The author of more than 200 peer-reviewed scientific papers and book chapters, Skolnick's publications have appeared in International Journal of Quantum Chemistry, Journal of the American Chemical Society, Journal of Biomolecular Structure & Dynamics, Journal of Computational Biology and Protein Engineering, among others.

He has presented more than 100 invited talks at national and international meetings, including the Summer School of Parallel Computing in Biomolecular Simulations in Gdansk, Poland; the International Workshop on Protein Folding and Design in Trieste, Italy; the annual meeting of the Society of Molecular Biology of Japan; the International Meeting on Sequence Structure and Function of Membrane Proteins, and the International Workshop on Methods for Macromolecular Modeling.

Skolnick holds a bachelor's degree in chemistry from Washington University in St. Louis, and master's and doctoral degrees in chemistry from Yale University.
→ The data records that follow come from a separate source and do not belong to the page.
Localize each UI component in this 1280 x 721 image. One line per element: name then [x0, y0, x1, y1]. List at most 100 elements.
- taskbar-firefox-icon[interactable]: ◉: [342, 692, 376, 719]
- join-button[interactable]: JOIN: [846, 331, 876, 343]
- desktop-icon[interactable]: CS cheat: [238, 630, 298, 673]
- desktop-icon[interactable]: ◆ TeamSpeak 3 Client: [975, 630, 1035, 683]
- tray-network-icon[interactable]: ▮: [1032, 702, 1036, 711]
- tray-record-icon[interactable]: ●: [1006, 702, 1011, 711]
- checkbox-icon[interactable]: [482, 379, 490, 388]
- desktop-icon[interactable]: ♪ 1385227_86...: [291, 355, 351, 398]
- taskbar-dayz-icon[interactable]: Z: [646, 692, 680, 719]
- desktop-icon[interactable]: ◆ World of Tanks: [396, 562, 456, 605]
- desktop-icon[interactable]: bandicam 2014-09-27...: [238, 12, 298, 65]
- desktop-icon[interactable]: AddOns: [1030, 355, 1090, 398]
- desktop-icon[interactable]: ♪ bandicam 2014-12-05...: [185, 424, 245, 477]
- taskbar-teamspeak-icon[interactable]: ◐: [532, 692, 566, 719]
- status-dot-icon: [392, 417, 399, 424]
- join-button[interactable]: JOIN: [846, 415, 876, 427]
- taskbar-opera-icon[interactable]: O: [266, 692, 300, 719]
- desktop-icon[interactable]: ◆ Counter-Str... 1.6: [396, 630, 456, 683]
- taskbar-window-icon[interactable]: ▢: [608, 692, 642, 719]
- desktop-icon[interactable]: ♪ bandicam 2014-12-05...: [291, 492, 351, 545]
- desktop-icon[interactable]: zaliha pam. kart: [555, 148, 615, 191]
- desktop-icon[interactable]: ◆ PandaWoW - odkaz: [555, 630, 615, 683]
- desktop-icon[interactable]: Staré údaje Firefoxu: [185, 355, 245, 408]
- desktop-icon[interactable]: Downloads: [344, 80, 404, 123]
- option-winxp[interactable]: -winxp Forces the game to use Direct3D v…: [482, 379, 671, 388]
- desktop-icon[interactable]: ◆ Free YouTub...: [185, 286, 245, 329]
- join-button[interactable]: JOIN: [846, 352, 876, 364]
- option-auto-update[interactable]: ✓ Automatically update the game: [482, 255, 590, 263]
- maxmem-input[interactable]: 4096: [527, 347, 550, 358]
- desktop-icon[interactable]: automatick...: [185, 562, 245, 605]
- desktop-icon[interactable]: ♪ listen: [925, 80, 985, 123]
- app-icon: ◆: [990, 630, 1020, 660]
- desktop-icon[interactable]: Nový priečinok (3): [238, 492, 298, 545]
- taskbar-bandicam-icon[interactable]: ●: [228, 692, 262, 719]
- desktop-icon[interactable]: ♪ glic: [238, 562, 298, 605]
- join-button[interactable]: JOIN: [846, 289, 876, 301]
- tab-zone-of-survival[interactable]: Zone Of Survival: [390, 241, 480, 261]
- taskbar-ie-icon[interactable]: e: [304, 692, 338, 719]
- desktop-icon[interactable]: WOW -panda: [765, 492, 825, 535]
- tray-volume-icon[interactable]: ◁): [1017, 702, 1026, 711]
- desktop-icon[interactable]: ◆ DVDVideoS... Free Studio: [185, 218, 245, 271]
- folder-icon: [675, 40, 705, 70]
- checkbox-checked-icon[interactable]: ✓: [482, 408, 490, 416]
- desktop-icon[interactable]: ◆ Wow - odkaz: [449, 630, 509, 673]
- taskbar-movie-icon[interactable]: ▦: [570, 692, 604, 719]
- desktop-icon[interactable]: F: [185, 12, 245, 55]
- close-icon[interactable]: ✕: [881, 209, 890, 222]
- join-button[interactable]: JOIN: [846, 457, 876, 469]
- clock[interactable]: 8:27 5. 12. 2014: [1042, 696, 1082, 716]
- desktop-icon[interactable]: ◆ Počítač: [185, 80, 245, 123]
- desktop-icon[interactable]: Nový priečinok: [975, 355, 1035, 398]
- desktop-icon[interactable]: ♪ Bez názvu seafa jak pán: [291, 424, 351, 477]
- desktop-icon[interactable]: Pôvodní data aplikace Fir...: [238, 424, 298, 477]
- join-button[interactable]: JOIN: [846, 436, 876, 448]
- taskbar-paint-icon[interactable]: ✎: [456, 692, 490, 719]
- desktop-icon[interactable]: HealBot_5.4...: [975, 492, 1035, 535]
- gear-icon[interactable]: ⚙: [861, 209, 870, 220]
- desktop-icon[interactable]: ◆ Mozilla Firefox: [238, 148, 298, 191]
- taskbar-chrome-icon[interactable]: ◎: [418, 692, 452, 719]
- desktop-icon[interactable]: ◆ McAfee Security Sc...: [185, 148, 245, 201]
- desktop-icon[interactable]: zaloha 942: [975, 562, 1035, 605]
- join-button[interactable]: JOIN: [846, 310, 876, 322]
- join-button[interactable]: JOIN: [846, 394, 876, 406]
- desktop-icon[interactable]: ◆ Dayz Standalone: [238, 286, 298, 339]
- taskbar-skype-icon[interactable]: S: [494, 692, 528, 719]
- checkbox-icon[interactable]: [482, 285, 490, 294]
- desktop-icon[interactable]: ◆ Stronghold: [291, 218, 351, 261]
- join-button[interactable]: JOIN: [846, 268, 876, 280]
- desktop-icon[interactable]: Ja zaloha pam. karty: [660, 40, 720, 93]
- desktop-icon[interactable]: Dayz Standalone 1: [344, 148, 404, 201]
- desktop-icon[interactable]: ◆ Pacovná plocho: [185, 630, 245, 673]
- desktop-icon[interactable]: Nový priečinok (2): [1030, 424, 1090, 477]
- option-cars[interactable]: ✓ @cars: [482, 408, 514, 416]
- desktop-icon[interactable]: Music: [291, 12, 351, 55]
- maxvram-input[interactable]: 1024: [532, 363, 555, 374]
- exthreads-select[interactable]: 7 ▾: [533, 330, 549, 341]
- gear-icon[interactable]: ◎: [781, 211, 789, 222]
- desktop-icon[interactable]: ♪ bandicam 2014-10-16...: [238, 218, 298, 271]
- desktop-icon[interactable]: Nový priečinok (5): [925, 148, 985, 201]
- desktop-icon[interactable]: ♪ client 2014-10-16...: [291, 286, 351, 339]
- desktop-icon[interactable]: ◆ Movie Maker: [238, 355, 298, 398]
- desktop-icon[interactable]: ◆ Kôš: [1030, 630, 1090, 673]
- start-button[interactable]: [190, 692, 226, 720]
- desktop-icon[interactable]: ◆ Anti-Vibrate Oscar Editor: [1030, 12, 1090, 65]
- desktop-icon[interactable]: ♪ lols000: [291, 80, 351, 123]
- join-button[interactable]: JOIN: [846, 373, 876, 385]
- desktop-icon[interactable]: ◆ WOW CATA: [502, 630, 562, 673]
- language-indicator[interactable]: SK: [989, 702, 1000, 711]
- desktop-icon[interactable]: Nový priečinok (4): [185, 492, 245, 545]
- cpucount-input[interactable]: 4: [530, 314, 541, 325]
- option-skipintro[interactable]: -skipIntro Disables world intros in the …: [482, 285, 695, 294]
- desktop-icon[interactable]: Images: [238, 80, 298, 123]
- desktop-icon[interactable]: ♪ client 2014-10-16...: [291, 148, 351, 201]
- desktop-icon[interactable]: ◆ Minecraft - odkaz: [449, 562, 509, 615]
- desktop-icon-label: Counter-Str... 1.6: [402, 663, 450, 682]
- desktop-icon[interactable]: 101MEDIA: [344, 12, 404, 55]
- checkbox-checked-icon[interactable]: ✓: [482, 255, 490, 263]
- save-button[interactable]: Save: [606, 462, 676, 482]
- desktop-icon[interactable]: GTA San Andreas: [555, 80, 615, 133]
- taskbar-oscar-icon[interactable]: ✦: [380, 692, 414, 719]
He was a postdoctoral research fellow at Bell Laboratories from 1978-79 and an Alfred P. Sloan Foundation Research Fellow from 1983-87.

Kolinski is a professor at the Donald Danforth Plant Science Center in St. Louis, and heads the biopolymers laboratory at the University of Warsaw in Poland. He earned his doctorate in chemistry from the University of Warsaw in 1979, and has taught there and at Washington University in St. Louis, as well as working at the Scripps Research Institute in La Jolla, Calif.

Kolinski has authored or co-authored dozens of journal articles, won numerous grants and earned several honors including the Swietoslawski Award in 1994 and an International Scholar's Award from the Howard Hughes Medical Institute in 1995. His appointment is effective Sept. 30

Betancourt earned his doctorate in physics from the University of California, San Diego in 1995. He currently works in the computational genomics laboratory at the Donald Danforth Plant Science Center. Prior to that, Betancourt worked at the University of Maryland and UC-San Diego. His honors include the Enrico Fermi Award in 1986, a National Defense Science and Engineering Fellowship in 1989 and a National Science Foundation Fellowship in 1996 and 1998. His appointment is effective Aug. 1.

The John R. Oishei Foundation, a major supporter of UB and its community-focused activities, has given or pledged more than $7.4 million to The Campaign for UB for programs ranging from the Toshiba Stroke Research Center to the Department of Family Medicine's Community Health Network of Western New York to the UB Institute for Nonprofit Agencies.

The John R. Oishei Foundation is committed to enhancing the quality of life for Buffalo area residents by supporting medical research, health care, education and the cultural, social, civic and other charitable needs of the community. The Foundation was established in 1940 by John R. Oishei, founder of Trico Product Corp., one of the world's leading manufacturers of windshield wiper systems.